Confused and a little frightened, I did as she demanded. Then I put my belt on the scanner’s conveyor, where I thought she wanted it.

“DON’T put your belt there!” she shouted. “I didn’t TELL you to put it there!” She snatched up my belt and handed it back to me. By this time I had taken off my coat because I thought she wanted my coat on the conveyor belt.

“I didn’t TELL you to take OFF your coat!” she shouted. ” Put your coat ON!”

I must have stared at her as I would have stared at an oncoming train. Mind you, on a normal day, I’d still be in bed, dreaming of running barefoot through a field of sunflowers.

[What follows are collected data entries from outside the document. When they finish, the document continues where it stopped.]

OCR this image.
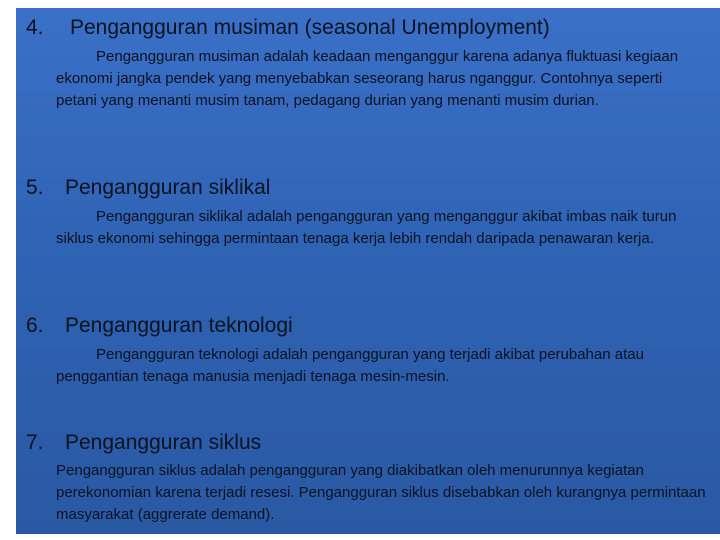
4. Pengangguran musiman (seasonal Unemployment)
Pengangguran musiman adalah keadaan menganggur karena adanya fluktuasi kegiaan ekonomi jangka pendek yang menyebabkan seseorang harus nganggur. Contohnya seperti petani yang menanti musim tanam, pedagang durian yang menanti musim durian.
5. Pengangguran siklikal
Pengangguran siklikal adalah pengangguran yang menganggur akibat imbas naik turun siklus ekonomi sehingga permintaan tenaga kerja lebih rendah daripada penawaran kerja.
6. Pengangguran teknologi
Pengangguran teknologi adalah pengangguran yang terjadi akibat perubahan atau penggantian tenaga manusia menjadi tenaga mesin-mesin.
7. Pengangguran siklus
Pengangguran siklus adalah pengangguran yang diakibatkan oleh menurunnya kegiatan perekonomian karena terjadi resesi. Pengangguran siklus disebabkan oleh kurangnya permintaan masyarakat (aggrerate demand).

“Put your coat ON!” she shouted. “PUT your coat ON!”

I did as she commanded. Then, in frustration and disgust, I dropped my belt into the plastic box she held.

“That’s IT!” she announced. “He’s got an ATTITUDE!” Her fellow officer behind the deck just stared. Maybe everybody was frightened of the deputy. Now the deputy turned to me: “You’re not coming in this way. YOU go around to Saint Paul Street!”

“What?” I stuttered.

“Around to SAINT Paul STREET!” she shouted.

ron tanner's fourth grade music teacherI recalled the time that Mr. Altman kicked me out of fourth grade music class because I was singing our “tra-la-la” chorus derisively. He was a big man, a slob and a bully. He insulted us routinely by giving us the most insipid, infantile songs to sing. I loathed him. “WHO was that?” he demanded after silencing us. “WHO was singing like THAT?” Then his rodent eyes met mine. I felt my face burning. Did a cruel smile tug at Mr. Altman’s chapped lips? “You, Tanner, OUT!”

The deputy heaped my bags and my belt into my open hands and commanded: “Around the block, to the SAINT PAUL entrance!”

Amazed and befuddled, I walked past another officer who shook his head in disbelief (he looked frightened too), I pushed through the huge court house doors, then nearly tripped on the big step down. Another man was walking in. He must have seen my shaken expression. “You all right?” he asked with concern. I couldn’t look at him. I only nodded and waved an okay, my head resounding with a Kafkaesque chorus of tra la las.